Recently, we found our son struggling with virtual school. He was exhibiting behaviors that we hadn’t seen in a long time, including not wanting to wear his cochlear implant processors.
In the past, I had wrote a couple of articles that addressed equipment issues that may be the reason why child may refuse to wear their processors (Why My Child Would Not Wear Their Cochlear Implants, and Overstimulation May Be Why Your Child Won’t Wear Cochlear Implant Processors), so we thought it was time to visit the audiologist for an equipment check and a new map.
We shared with the audiologist how our son seemed exhausted after a few hours of sitting in online classes, he was easily getting agitated when working on the computer, and was increasingly removing his CI processors.
What we learned was online learning can cause listening fatigue, especially with hearing impaired children as they struggle to understand speech through the computer.
Listening fatigue occurs after prolonged exposure to an auditory stimulus. Symptoms can include tiredness, discomfort, pain, inattentiveness, mood changes, and decrease in stamina. Our brains are designed to receive auditory input, how we receive and process that input can cause fatigue.
Think of your brain like your cell phone. When flying at 30,000 feet and not in “airplane mode” it will continuously look for a signal and by the time you land your battery is dead. Similarly, when you have too many apps opened at once and processing in the background, your battery depletes faster.
Your brain works in a similar fashion. Everyday listening frequently occurs in the context of acoustic challenges that degrade the auditory signal (Mattys et al. 2012).

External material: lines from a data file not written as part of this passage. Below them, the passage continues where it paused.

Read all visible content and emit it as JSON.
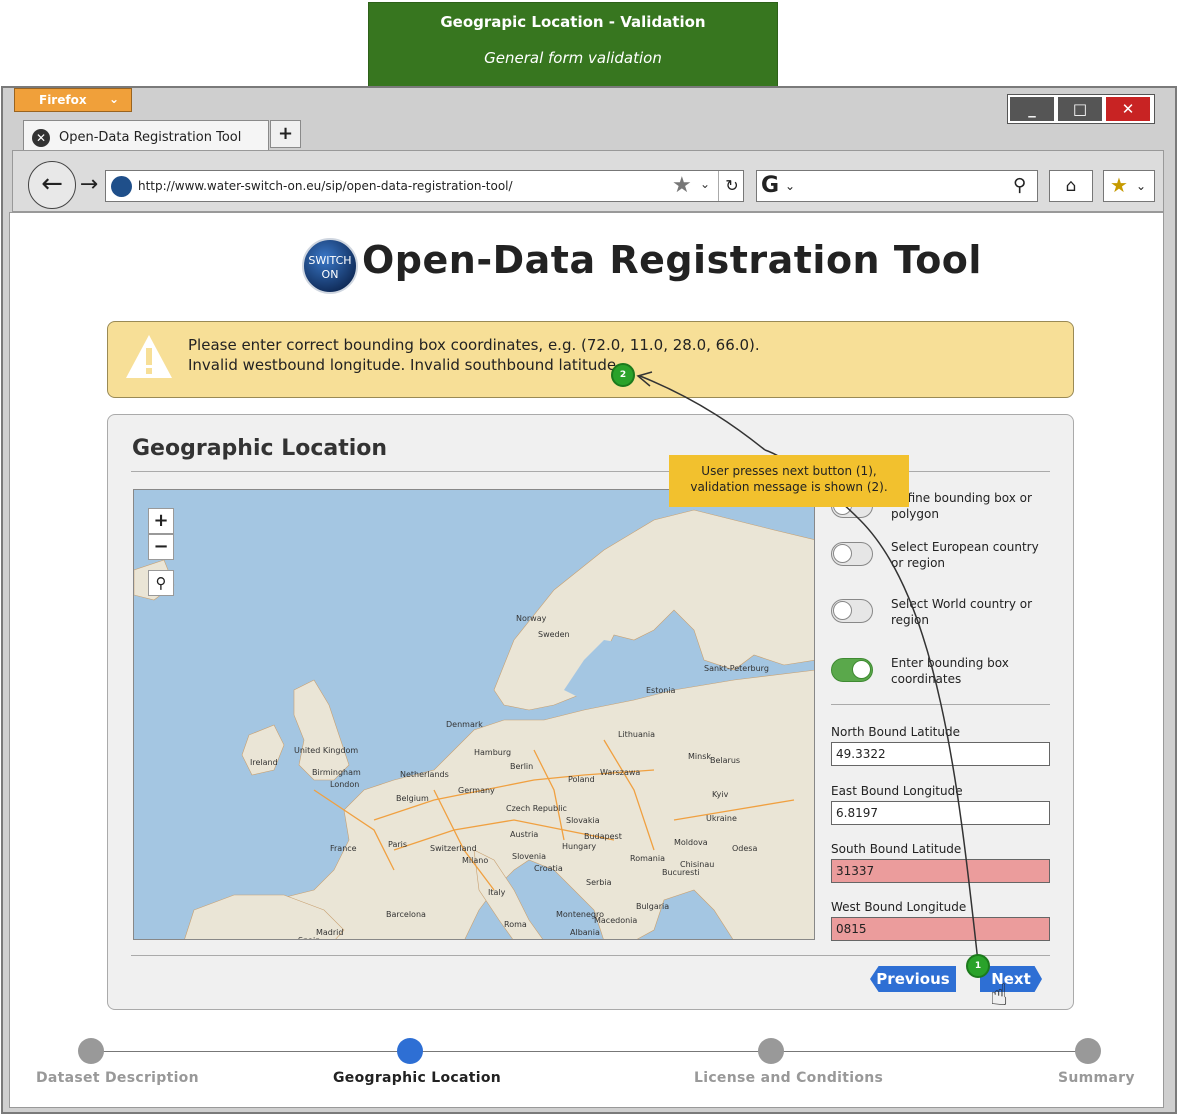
{
  "banner": {
    "title": "Geograpic Location - Validation",
    "subtitle": "General form validation"
  },
  "browser": {
    "menu_label": "Firefox",
    "tab_label": "Open-Data Registration Tool",
    "new_tab_label": "+",
    "url": "http://www.water-switch-on.eu/sip/open-data-registration-tool/",
    "search_value": "",
    "window_controls": {
      "minimize": "_",
      "maximize": "□",
      "close": "✕"
    }
  },
  "page": {
    "title": "Open-Data Registration Tool",
    "logo_text": "SWITCH ON"
  },
  "alert": {
    "line1": "Please enter correct bounding box coordinates, e.g. (72.0, 11.0, 28.0, 66.0).",
    "line2": "Invalid westbound longitude. Invalid southbound latitude."
  },
  "section": {
    "title": "Geographic Location"
  },
  "map": {
    "zoom_in": "+",
    "zoom_out": "−",
    "labels": [
      "Norway",
      "Sweden",
      "Estonia",
      "Lithuania",
      "Denmark",
      "United Kingdom",
      "Ireland",
      "London",
      "Netherlands",
      "Belgium",
      "Germany",
      "Poland",
      "Warszawa",
      "Berlin",
      "Czech Republic",
      "Slovakia",
      "Austria",
      "Hungary",
      "Ukraine",
      "Kyiv",
      "Moldova",
      "Romania",
      "France",
      "Paris",
      "Switzerland",
      "Milano",
      "Slovenia",
      "Croatia",
      "Serbia",
      "Bucuresti",
      "Bulgaria",
      "Italy",
      "Roma",
      "Montenegro",
      "Macedonia",
      "Albania",
      "Barcelona",
      "Madrid",
      "Spain",
      "Minsk",
      "Belarus",
      "Budapest",
      "Hamburg",
      "Birmingham",
      "Odesa",
      "Chisinau",
      "Sankt-Peterburg"
    ]
  },
  "options": [
    {
      "label": "Define bounding box or polygon",
      "on": false
    },
    {
      "label": "Select European country or region",
      "on": false
    },
    {
      "label": "Select World country or region",
      "on": false
    },
    {
      "label": "Enter bounding box coordinates",
      "on": true
    }
  ],
  "fields": {
    "north": {
      "label": "North Bound Latitude",
      "value": "49.3322"
    },
    "east": {
      "label": "East Bound Longitude",
      "value": "6.8197"
    },
    "south": {
      "label": "South Bound Latitude",
      "value": "31337"
    },
    "west": {
      "label": "West Bound Longitude",
      "value": "0815"
    }
  },
  "buttons": {
    "previous": "Previous",
    "next": "Next"
  },
  "steps": [
    {
      "label": "Dataset Description",
      "active": false
    },
    {
      "label": "Geographic Location",
      "active": true
    },
    {
      "label": "License and Conditions",
      "active": false
    },
    {
      "label": "Summary",
      "active": false
    }
  ],
  "annotation": {
    "note_line1": "User presses next button (1),",
    "note_line2": "validation message is shown (2).",
    "badge1": "1",
    "badge2": "2"
  },
  "colors": {
    "error": "#eb9c9c",
    "accent": "#2e6fd4",
    "alert_bg": "#f7df97",
    "banner_bg": "#37761f",
    "toggle_on": "#5aa84b"
  }
}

According to Jonathan Peelie, Listening Effort: How the Cognitive Consequences of Acoustic Challenge Are Reflected in Brain and Behavior, (Ear Hear, 2018 Mar; 39(2): 204-214.) listening to degraded speech is a challenging task that requires the listeners to devote additional cognitive resources for successful understanding of what is being heard.
Sound through audio equipment or a computer for online learning can degrade speech even more so for students who are already hearing impaired.
There is increasing evidence to suggest that children with hearing loss are at higher risk of cognitive fatigue (Bess et al. 1998: Hicks & Tharpe 2002; Gustafson et al. 2013; Hornsby et al. 2013; Rentmeester et al. 2013). Online learning is only exasperating the issue. According to a Washington Post Article, Failing grades spike in Virginia’s largest school system as online learning gap emerges nationwide, 11/24/2020 evidence of poor achievement in virtual classrooms is beginning to emerge nationwide, more so with at risk students and student with disabilities.
What can be done to mitigate listening fatigue? Parents should look into how material is being presented during virtual classes. Less lectures and more visual, interactive tools can be helpful for children with hearing loss. If teachers are using videos, ask them to provide transcripts depending on your child’s ability to absorb the information. If transcripts are not applicable, ask teachers to breakdown the video into a visual presentation that delivers the information. For math, see if the teacher can color code the steps needed for solving an equation. It all depends on how the child learns.
As parents it is not your job to break down curriculum for your child. Have a serious discussion with your child’s teachers about the difficulty for children to hear speech through a computer and other technology devices. If your child has an IEP, this is definitely the time to be discussing these issues.
Listening is a taxing job for your brain, especially for people with a hearing impairment. “Recent evidence suggests that properly fitted hearing aids in both adults and children can make a difference by reducing listening effort and cognitive fatigue (Hornsby, 2013; Rentmeester et al. 2013).” Distance learning seems to have created a new hurdle to overcome for students with hearing loss and it will take a collaborative effort to figure out how best to reduce listen fatigue through the online learning process until our children are back in school.